Dalam rangka memasuki revolusi hijau kedua kita belajar dari kenyataan bahwa tehnologi maju dan mahal akan memproduksi barang yang mahal pula termasuk makanan. Untuk mengatasi kondisi demikian, maka sangat dibutuhkan adanya suatu sistem pertanian yang efisien dan berwawasan lingkungan yang mampu memanfaatkan potensi sumberdaya setempat secara optimal bagi tujuan pembangunan pertanian berkelanjutan. Jika keanekaragaman fungsional bisa dicapai dengan mengkombinasikan spesies tanaman dan hewan yang memiliki sifat saling nelengkapi dan berhubungan dalam interaksi sinergetik dan positif, maka bukan

(14)

hanya kestabilan yang dapat diperbaiki, namun juga produktivitas sistem pertanian dengan input yang lebih rendah (Tiharso, 1992).

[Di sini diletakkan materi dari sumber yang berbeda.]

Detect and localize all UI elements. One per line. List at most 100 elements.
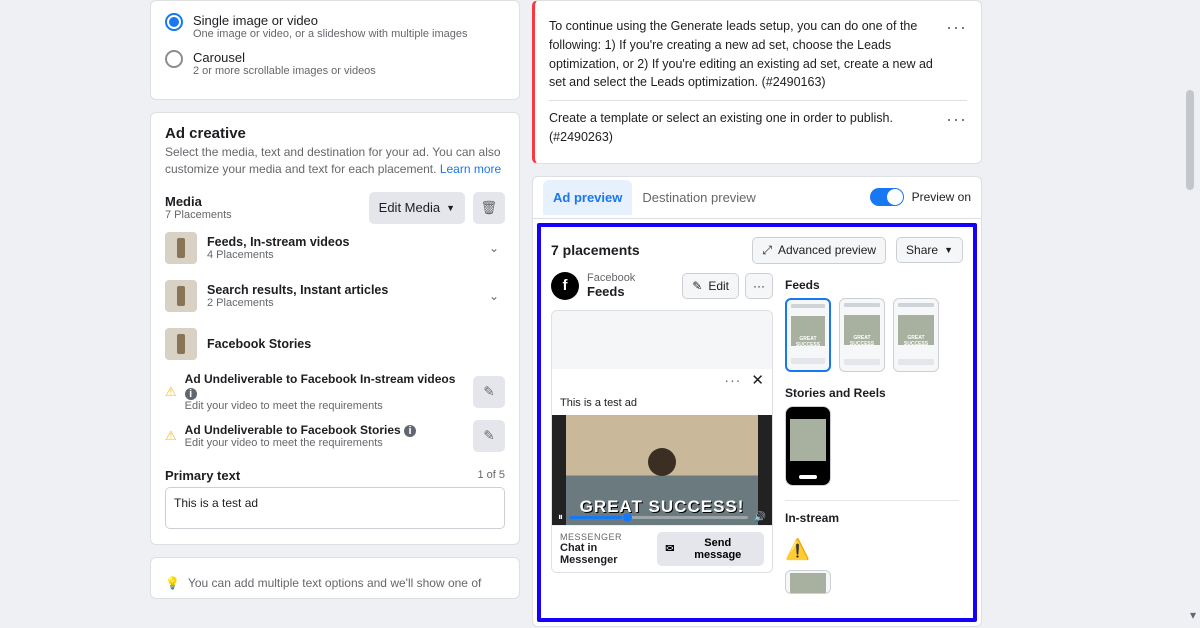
warn-stories-title: Ad Undeliverable to Facebook Stories	[185, 423, 401, 437]
placement-thumb	[165, 280, 197, 312]
caret-down-icon: ▼	[944, 245, 953, 255]
post-more-icon[interactable]: ···	[724, 372, 741, 388]
placement-feeds[interactable]: Feeds, In-stream videos 4 Placements ⌄	[165, 224, 505, 272]
alert-text-1: To continue using the Generate leads set…	[549, 17, 936, 92]
warning-icon: ⚠	[165, 428, 177, 444]
edit-preview-button[interactable]: ✎ Edit	[682, 273, 739, 299]
send-message-button[interactable]: ✉ Send message	[657, 532, 764, 566]
ad-creative-desc: Select the media, text and destination f…	[165, 144, 505, 178]
placement-thumb	[165, 232, 197, 264]
share-button[interactable]: Share ▼	[896, 237, 963, 263]
chevron-down-icon[interactable]: ⌄	[483, 235, 505, 261]
alert-menu-2[interactable]: ···	[946, 109, 967, 147]
media-sub: 7 Placements	[165, 209, 232, 221]
volume-icon[interactable]: 🔊	[754, 512, 766, 523]
send-message-label: Send message	[679, 537, 756, 561]
media-label: Media	[165, 194, 232, 209]
placement-stories-title: Facebook Stories	[207, 337, 311, 351]
post-header-gap	[552, 311, 772, 369]
placements-title: 7 placements	[551, 242, 640, 258]
edit-warn-stories-button[interactable]: ✎	[473, 420, 505, 452]
feeds-thumb-1[interactable]: GREAT SUCCESS	[785, 298, 831, 372]
preview-toggle[interactable]	[870, 188, 904, 206]
multi-text-hint-card: 💡 You can add multiple text options and …	[150, 557, 520, 599]
format-single-title: Single image or video	[193, 13, 468, 28]
page-scrollbar[interactable]	[1186, 90, 1194, 190]
group-instream-label: In-stream	[785, 511, 959, 525]
format-carousel-title: Carousel	[193, 50, 376, 65]
preview-thumbnails[interactable]: Feeds GREAT SUCCESS GREAT SUCCESS GREAT …	[785, 272, 963, 608]
post-primary-text: This is a test ad	[552, 391, 772, 415]
edit-media-button[interactable]: Edit Media ▼	[369, 192, 465, 224]
format-single[interactable]: Single image or video One image or video…	[165, 13, 505, 40]
expand-icon: ⤢	[762, 243, 772, 258]
video-controls[interactable]: ⏸ 🔊	[558, 512, 766, 523]
divider	[549, 100, 967, 101]
placement-thumb	[165, 328, 197, 360]
pencil-icon: ✎	[692, 279, 702, 293]
preview-more-button[interactable]: ···	[745, 273, 773, 299]
tab-destination-preview[interactable]: Destination preview	[632, 180, 765, 215]
primary-text-count: 1 of 5	[477, 469, 505, 481]
format-carousel-sub: 2 or more scrollable images or videos	[193, 65, 376, 77]
pause-icon[interactable]: ⏸	[558, 512, 563, 523]
warn-stories-sub: Edit your video to meet the requirements	[185, 437, 465, 449]
advanced-preview-button[interactable]: ⤢ Advanced preview	[752, 237, 886, 264]
preview-card: Ad preview Destination preview Preview o…	[532, 176, 982, 627]
instream-thumb-1[interactable]	[785, 570, 831, 594]
group-feeds-label: Feeds	[785, 278, 959, 292]
edit-warn-instream-button[interactable]: ✎	[473, 376, 505, 408]
edit-preview-label: Edit	[708, 279, 729, 293]
warn-instream: ⚠ Ad Undeliverable to Facebook In-stream…	[165, 368, 505, 416]
group-stories-label: Stories and Reels	[785, 386, 959, 400]
warn-instream-sub: Edit your video to meet the requirements	[185, 400, 465, 412]
info-icon[interactable]: i	[404, 425, 416, 437]
feeds-thumb-3[interactable]: GREAT SUCCESS	[893, 298, 939, 372]
messenger-icon: ✉	[665, 542, 674, 555]
scroll-down-icon[interactable]: ▾	[1190, 608, 1196, 622]
edit-media-label: Edit Media	[379, 200, 440, 215]
placement-feeds-sub: 4 Placements	[207, 249, 349, 261]
feeds-thumb-2[interactable]: GREAT SUCCESS	[839, 298, 885, 372]
ad-creative-title: Ad creative	[165, 125, 505, 142]
alert-text-2: Create a template or select an existing …	[549, 109, 936, 147]
close-icon[interactable]: ✕	[751, 371, 764, 389]
tab-ad-preview[interactable]: Ad preview	[543, 180, 632, 215]
learn-more-link[interactable]: Learn more	[440, 162, 501, 176]
divider	[785, 500, 959, 501]
placement-search-sub: 2 Placements	[207, 297, 388, 309]
cta-title: Chat in Messenger	[560, 542, 657, 566]
alert-menu-1[interactable]: ···	[946, 17, 967, 92]
share-label: Share	[906, 243, 938, 257]
placement-stories[interactable]: Facebook Stories	[165, 320, 505, 368]
placement-feeds-title: Feeds, In-stream videos	[207, 235, 349, 249]
primary-text-input[interactable]	[165, 487, 505, 529]
stories-thumb-1[interactable]	[785, 406, 831, 486]
highlighted-preview-area: 7 placements ⤢ Advanced preview Share ▼	[537, 223, 977, 622]
radio-checked-icon	[165, 13, 183, 31]
advanced-preview-label: Advanced preview	[778, 243, 876, 257]
primary-text-label: Primary text	[165, 468, 240, 483]
pencil-icon: ✎	[483, 428, 494, 444]
cta-subtitle: MESSENGER	[560, 532, 657, 542]
info-icon[interactable]: i	[185, 388, 197, 400]
placement-search[interactable]: Search results, Instant articles 2 Place…	[165, 272, 505, 320]
lightbulb-icon: 💡	[165, 576, 180, 590]
more-icon: ···	[753, 279, 765, 293]
fb-platform-label: Facebook	[587, 272, 635, 284]
warn-instream-title: Ad Undeliverable to Facebook In-stream v…	[185, 372, 456, 386]
placement-search-title: Search results, Instant articles	[207, 283, 388, 297]
chevron-down-icon[interactable]: ⌄	[483, 283, 505, 309]
format-carousel[interactable]: Carousel 2 or more scrollable images or …	[165, 50, 505, 77]
trash-icon: 🗑	[481, 200, 498, 216]
fb-placement-label: Feeds	[587, 284, 635, 299]
error-alert-card: To continue using the Generate leads set…	[532, 0, 982, 164]
facebook-icon: f	[551, 272, 579, 300]
warning-icon: ⚠️	[785, 531, 810, 568]
multi-text-hint: You can add multiple text options and we…	[188, 576, 481, 590]
format-single-sub: One image or video, or a slideshow with …	[193, 28, 468, 40]
caret-down-icon: ▼	[446, 203, 455, 213]
preview-toggle-label: Preview on	[912, 190, 971, 204]
video-preview[interactable]: GREAT SUCCESS! ⏸ 🔊	[552, 415, 772, 525]
delete-media-button[interactable]: 🗑	[473, 192, 505, 224]
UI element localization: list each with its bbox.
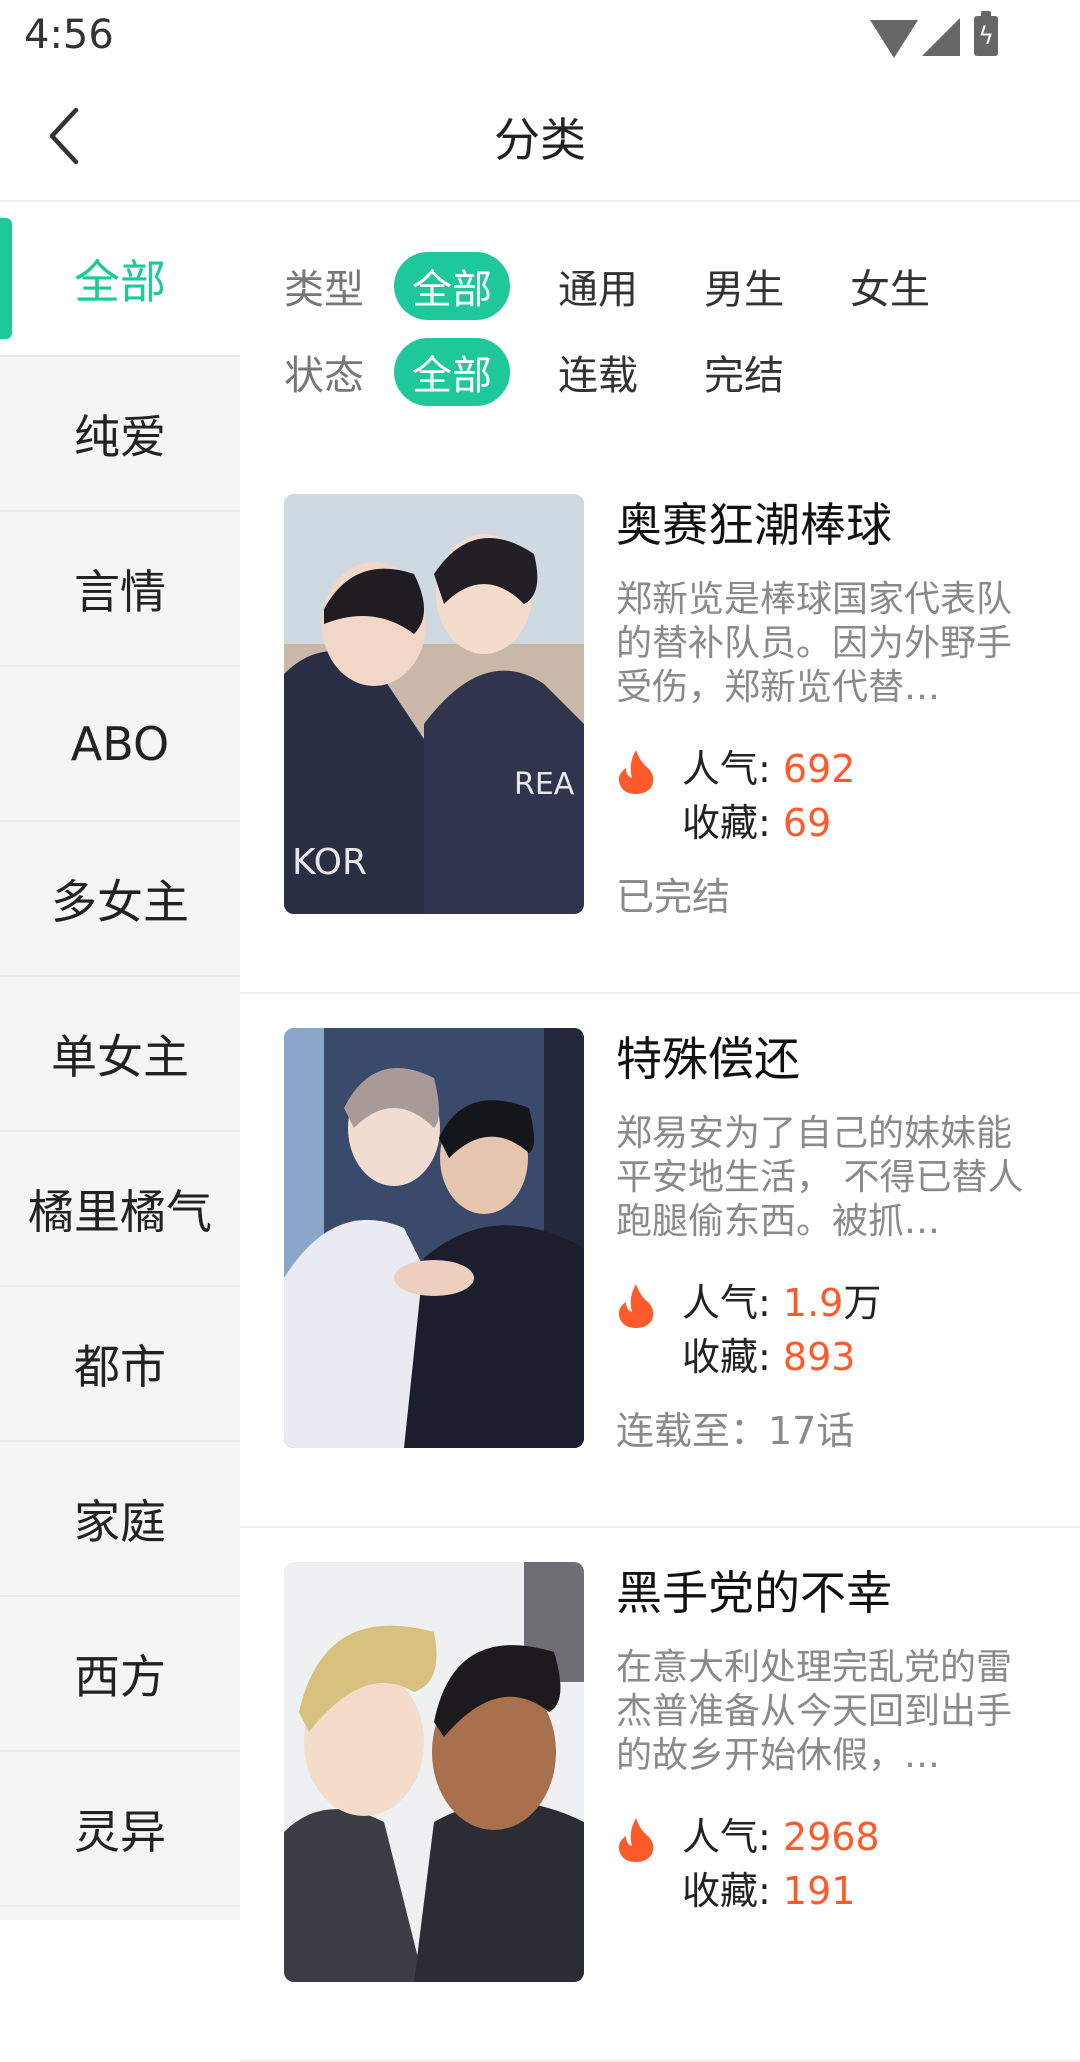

2.3. Pertanian Berkelanjutan sebagai Konsep Ekonomi dan Pembangunan Pedesaan

Istilah pembangunan berkelanjutan telah memasuki perbendaharaan kata para ahli serta masyarakat setelah diterbitkannya laporan mengenai pembangunan dan lingkungan serta sumberdaya alam. Laporan ini diterbitkan oleh Komisi Dunia untuk Lingkungan Hidup dan Pembangunan PBB (UN World on Environment and Development, WCED), di mana dalam laporan tersebut didefinisikan istilah pembangunan berkelanjutan (sustainable development). Adapun defenisi pembangunan berkelanjutan tersebut adalah: pembangunan yang dapat memenuhi kebutuhan generasi sekarang tanpa mengorbankan generasi yang akan datang untuk dapat memenuhi kebutuhannya (Conrad, 1999). Pembangunan berkelanjutan yang mengacu pada upaya memelihara/mempertahankan kegiatan membangun (development) secara terus menerus. Pembangunan selalu memiliki implikasi ekonomi serta kenyataannya, pembangunan memiliki dimensi sosial dan politik yang kental. Pembangunan, dapat dikatakan sebagai vektor dari tujuan sosial suatu masyarakat (society), di mana tujuan tersebut merupakan atribut dari apa yang ingin dicapai atau dimaksimalkan oleh masyarakat tersebut. Atribut tersebut dapat mencakup: kenaikan pendapatan perkapita, perbaikan kondisi gizi dan kesehatan, pendidikan, akses kepada sumberdaya, distribusi pendapatan yang lebih merata dan sebagainya. Sehingga konsep berkelanjutan dapat diartikan sebagai persyaratan

(15)

umum di mana karakter vektor pembangunan tadi tidak berkurang sejalan dengan waktu (Pearce, 1992 dalam Reijntjes, 1999).

Ekonomi seringkali didefinisikan sebagai ilmu pengalokasian sumberdaya di antara pihak-pihak yang berkepentingan. Tujuan ekonomis dari alokasi sumberdaya (alam) adalah efisiensi, yaitu mendapatkan hasil yang tertinggi dari pemanfaatan dan ekstraksi sumberdaya tersebut. Sumberdaya diasumsikan tidak terbatas kerena kemajuan tehnologi dan preferensi individual dipandang sebagai "given" dan merupakan faktor dominan. Dengan demikian, dalam kerangka ekonomi, pembangunan berkelanjutan merupakan suatu kerangka yang statis dan mengacu pada kosep keseimbangan (steady state) sebagai perangkat optimasi (Daly, 1991).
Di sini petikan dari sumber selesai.